Guinea-Bissau suspends U.S.-funded infant hepatitis B vaccine study after ethics outcry
Guinea-Bissau has suspended a U.S.-funded study of a hepatitis B vaccine in infants after public health researchers raised ethical objections, the country’s health minister said. The Centers for Disease Control and Prevention had approved a $1.6 million grant for the study last month, days after Health Secretary Robert F.
Kennedy Jr. lifted the agency’s longstanding recommendation to give the vaccine to all infants at birth. The trial, led by Danish researchers, planned to enroll 14,000 infants and compare children given a birth dose with children who would not receive the vaccine until six weeks of age.

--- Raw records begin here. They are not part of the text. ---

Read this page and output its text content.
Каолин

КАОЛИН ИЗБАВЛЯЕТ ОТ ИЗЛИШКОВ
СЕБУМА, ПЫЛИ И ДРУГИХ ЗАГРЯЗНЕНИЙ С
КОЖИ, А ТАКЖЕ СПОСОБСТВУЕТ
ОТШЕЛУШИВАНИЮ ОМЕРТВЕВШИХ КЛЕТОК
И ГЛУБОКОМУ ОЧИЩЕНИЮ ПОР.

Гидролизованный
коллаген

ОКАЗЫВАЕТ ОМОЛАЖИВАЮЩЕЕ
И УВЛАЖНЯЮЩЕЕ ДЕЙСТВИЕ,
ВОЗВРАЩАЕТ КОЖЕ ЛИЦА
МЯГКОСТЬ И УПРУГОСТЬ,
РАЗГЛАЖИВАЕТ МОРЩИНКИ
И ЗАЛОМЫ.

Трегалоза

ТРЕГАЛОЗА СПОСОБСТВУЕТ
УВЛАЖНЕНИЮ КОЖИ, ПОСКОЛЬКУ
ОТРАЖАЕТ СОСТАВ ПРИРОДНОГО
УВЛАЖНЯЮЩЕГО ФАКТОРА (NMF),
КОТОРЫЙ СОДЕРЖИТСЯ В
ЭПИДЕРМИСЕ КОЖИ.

Researchers were not going to screen pregnant women for hepatitis B, a step that would protect the babies of infected mothers. The World Health Organization recommends a birth dose to prevent mother-to-child transmission, and health officials say infants infected at birth face much higher risks of chronic liver disease.
Public health leaders in Africa and the United States said the design violated international ethical standards that require offering the globally accepted standard of care to trial participants. Critics noted the question the study sought to answer has been broadly addressed by existing science; others raised concerns that the trial would look for effects on neurological development and atopic dermatitis but not whether delayed vaccination increased hepatitis B carriage.